Treasured local folk/jam ensemble Goodnight Blue Moon has a new album out, A Girl I Never Met, and is celebrating with a release party at Café Nine. Two kindred alternafolk acts, Oh, Cassius (the duo of Meredith DiMenna and John Torres) and the bluegrass collective Milksop: Unsung open the 9 p.m. show. $8, $6 in advance. (203) 789-8281.
Saturday, Jan. 18
Yale Aut Gallery
The Yale Art Gallery (1080 Chapel St.) has a special free program from 10:30 a.m. to noon for “families with children between the ages of five and twelve who are on the autism spectrum.” The event is cleverly titled “Exploring Artism,” and registration is required. (203) 432-2800.
Today brings another book discussion at New Haven Free Public Library, but this time the author is long deceased.
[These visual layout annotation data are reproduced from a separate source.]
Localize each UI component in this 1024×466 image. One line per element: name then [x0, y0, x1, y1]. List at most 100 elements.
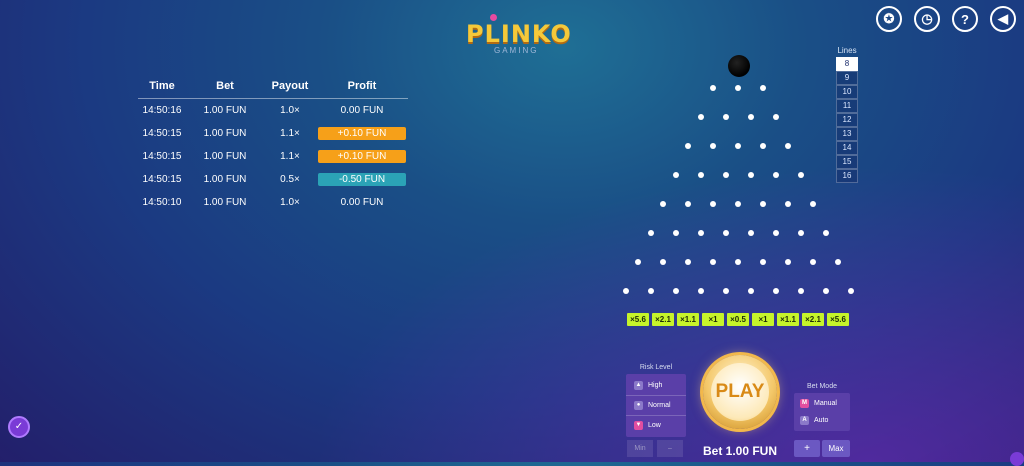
- peg: [672, 172, 679, 178]
- peg: [772, 288, 779, 294]
- history-clock-icon[interactable]: ◷: [914, 6, 940, 32]
- peg: [647, 288, 654, 294]
- decrease-bet-button[interactable]: –: [657, 440, 683, 457]
- risk-option-high[interactable]: ▲ High: [626, 376, 686, 396]
- peg: [810, 259, 816, 265]
- mode-option-manual[interactable]: M Manual: [794, 395, 850, 412]
- peg: [710, 143, 716, 149]
- bet-history-table: Time Bet Payout Profit 14:50:16 1.00 FUN…: [138, 80, 408, 214]
- header-bet: Bet: [216, 80, 234, 92]
- max-bet-button[interactable]: Max: [822, 440, 850, 457]
- peg: [835, 259, 841, 265]
- peg: [622, 288, 629, 294]
- peg: [672, 288, 679, 294]
- risk-option-normal[interactable]: ● Normal: [626, 396, 686, 416]
- help-icon[interactable]: ?: [952, 6, 978, 32]
- bet-mode-title: Bet Mode: [807, 383, 837, 390]
- peg: [760, 201, 766, 207]
- peg: [747, 172, 754, 178]
- row-time: 14:50:15: [142, 128, 182, 139]
- table-row: 14:50:10 1.00 FUN 1.0× 0.00 FUN: [138, 191, 408, 214]
- lines-option-9[interactable]: 9: [836, 71, 858, 85]
- logo-subtitle: GAMING: [494, 46, 539, 55]
- peg: [822, 288, 829, 294]
- peg: [672, 230, 679, 236]
- peg: [685, 143, 691, 149]
- mode-option-label: Auto: [814, 417, 829, 424]
- logo-title: PLINKO: [466, 20, 572, 48]
- table-row: 14:50:15 1.00 FUN 1.1× +0.10 FUN: [138, 145, 408, 168]
- lines-option-16[interactable]: 16: [836, 169, 858, 183]
- peg: [735, 143, 741, 149]
- peg: [697, 288, 704, 294]
- row-bet: 1.00 FUN: [203, 151, 247, 162]
- peg: [710, 259, 716, 265]
- multiplier-slot: ×5.6: [827, 313, 849, 326]
- history-header: Time Bet Payout Profit: [138, 80, 408, 99]
- background-glow: [0, 0, 1024, 462]
- play-button[interactable]: PLAY: [703, 355, 777, 429]
- peg: [660, 259, 666, 265]
- medal-icon[interactable]: ✪: [876, 6, 902, 32]
- min-bet-button[interactable]: Min: [627, 440, 653, 457]
- peg: [760, 85, 766, 91]
- header-time: Time: [149, 80, 175, 92]
- row-bet: 1.00 FUN: [203, 105, 247, 116]
- peg: [785, 143, 791, 149]
- increase-bet-button[interactable]: +: [794, 440, 820, 457]
- lines-option-13[interactable]: 13: [836, 127, 858, 141]
- peg: [735, 259, 741, 265]
- lines-option-15[interactable]: 15: [836, 155, 858, 169]
- peg: [722, 114, 729, 120]
- plinko-board: [0, 0, 1024, 462]
- menu-corner-button[interactable]: [1010, 452, 1024, 466]
- peg: [722, 288, 729, 294]
- lines-option-14[interactable]: 14: [836, 141, 858, 155]
- lines-option-12[interactable]: 12: [836, 113, 858, 127]
- mode-option-auto[interactable]: A Auto: [794, 412, 850, 429]
- play-label: PLAY: [711, 363, 769, 421]
- peg: [697, 172, 704, 178]
- peg: [747, 230, 754, 236]
- history-icon[interactable]: ✓: [8, 416, 30, 438]
- row-time: 14:50:10: [142, 197, 182, 208]
- row-time: 14:50:15: [142, 174, 182, 185]
- lines-option-11[interactable]: 11: [836, 99, 858, 113]
- risk-option-low[interactable]: ▼ Low: [626, 416, 686, 435]
- peg: [797, 230, 804, 236]
- peg: [785, 259, 791, 265]
- header-payout: Payout: [271, 80, 309, 92]
- lines-title: Lines: [837, 46, 857, 55]
- peg: [797, 172, 804, 178]
- lines-option-8[interactable]: 8: [836, 57, 858, 71]
- row-profit: -0.50 FUN: [318, 173, 406, 186]
- sound-icon[interactable]: ◀: [990, 6, 1016, 32]
- row-payout: 1.1×: [280, 128, 300, 139]
- manual-mode-icon: M: [800, 399, 809, 408]
- row-profit: +0.10 FUN: [318, 127, 406, 140]
- peg: [785, 201, 791, 207]
- peg: [647, 230, 654, 236]
- risk-level-title: Risk Level: [639, 364, 673, 371]
- row-bet: 1.00 FUN: [203, 174, 247, 185]
- peg: [697, 230, 704, 236]
- peg: [660, 201, 666, 207]
- row-payout: 1.0×: [280, 197, 300, 208]
- multiplier-slot: ×2.1: [652, 313, 674, 326]
- multiplier-slot: ×2.1: [802, 313, 824, 326]
- risk-option-label: High: [648, 382, 663, 389]
- row-profit: 0.00 FUN: [340, 105, 384, 116]
- peg: [747, 288, 754, 294]
- risk-high-icon: ▲: [634, 381, 643, 390]
- multiplier-slot: ×1.1: [677, 313, 699, 326]
- risk-low-icon: ▼: [634, 421, 643, 430]
- risk-level-panel: Risk Level ▲ High ● Normal ▼ Low: [626, 364, 686, 437]
- row-profit: +0.10 FUN: [318, 150, 406, 163]
- peg: [685, 201, 691, 207]
- peg: [772, 230, 779, 236]
- lines-option-10[interactable]: 10: [836, 85, 858, 99]
- peg: [735, 85, 741, 91]
- peg: [760, 259, 766, 265]
- peg: [722, 172, 729, 178]
- plinko-ball: [728, 55, 750, 77]
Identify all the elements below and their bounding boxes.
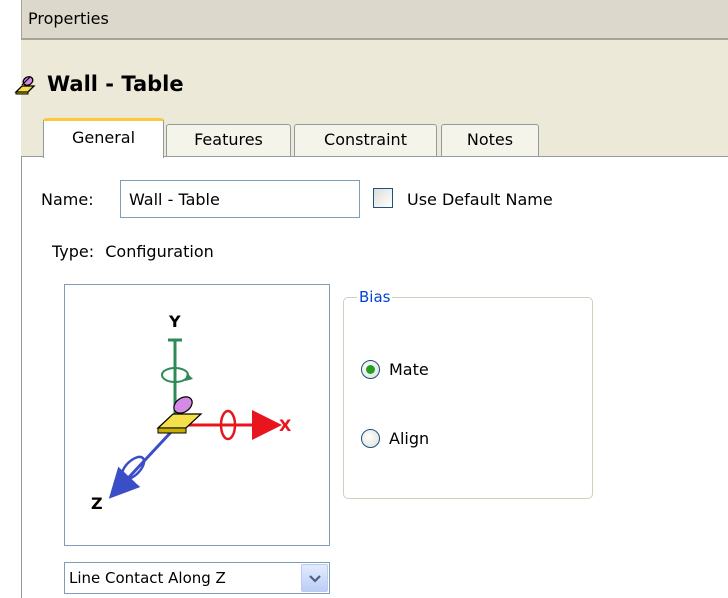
- contact-type-select[interactable]: Line Contact Along Z: [64, 562, 330, 594]
- axis-diagram: Y X Z: [91, 312, 292, 513]
- object-title-row: Wall - Table: [13, 70, 184, 98]
- name-label: Name:: [41, 190, 94, 209]
- z-axis-label: Z: [91, 494, 103, 513]
- line-contact-constraint-icon: [14, 76, 36, 95]
- bias-legend: Bias: [357, 288, 393, 306]
- bias-groupbox: [343, 297, 593, 499]
- chevron-down-icon: [308, 575, 321, 583]
- constraint-configuration-diagram: Y X Z: [64, 284, 330, 546]
- type-row: Type: Configuration: [52, 242, 214, 261]
- y-axis-label: Y: [168, 312, 181, 331]
- radio-selected-dot: [366, 365, 375, 374]
- z-rotation-icon: [120, 455, 146, 481]
- type-value: Configuration: [105, 242, 214, 261]
- tab-notes[interactable]: Notes: [441, 124, 539, 156]
- mate-label: Mate: [389, 360, 429, 379]
- tab-general[interactable]: General: [43, 118, 164, 158]
- name-field[interactable]: [120, 180, 360, 218]
- x-axis-label: X: [279, 416, 292, 435]
- type-label: Type:: [52, 242, 95, 261]
- panel-header-title: Properties: [28, 9, 109, 28]
- mate-radio[interactable]: [361, 360, 380, 379]
- align-radio[interactable]: [361, 429, 380, 448]
- tab-features[interactable]: Features: [166, 124, 291, 156]
- use-default-name-label: Use Default Name: [407, 190, 553, 209]
- tab-constraint[interactable]: Constraint: [294, 124, 437, 156]
- contact-type-value: Line Contact Along Z: [69, 569, 226, 587]
- panel-header: Properties: [21, 0, 728, 40]
- object-title: Wall - Table: [47, 72, 184, 96]
- dropdown-button[interactable]: [301, 564, 328, 592]
- align-label: Align: [389, 429, 430, 448]
- use-default-name-checkbox[interactable]: [373, 188, 393, 208]
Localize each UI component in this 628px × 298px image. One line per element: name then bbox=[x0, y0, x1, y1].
Saul Kreas was born Russian when it was still led by a Czar, witnessed the revolution there and, upon moving to New Haven, became active in the U.S. labor movement. Joelle Fishman, who edited and helped publish the book in 1977, discusses Kreas’ memoir My Life and Struggle for a Better World: A World Without Exploitation of Man by Man. 2 p.m. 133 Elm St.; 203-946-8835.
Sunday, Jan. 19
Another View of the Mountaintop
The Martin Luther King Jr. holiday is tomorrow, but the Yale Peabody Museum of Natural History always goes all-out at this time of year, devoting both Sunday and Monday to myriad events in honor of Rev. King’s “legacy of environmental and social justice.” Today’s events run from noon to 4:30 p.m. and include: performances by the Neighborhood Music School Premier Jazz Ensemble (1 p.m.), the African Arawak Connection (2 p.m.), Hamden Academy of Dance & Music (3 p.m.) and Kouffin Kanecke Company (3:45 p.m.); talks on “Teen Involvement in Food Justice” (12:30 p.m.) and “Forging a Path to Preserving a Sustainable Planet” (4 p.m.); storytelling with Karen Johnson (12:45 p.m.), Joy Donaldson (1:45 p.m.) and Waltrina Kirkland Mullins (2:45 p.m.); and numerous info tables and special activities. The museum waives its admission fee on these special days. 170 Whitney Ave.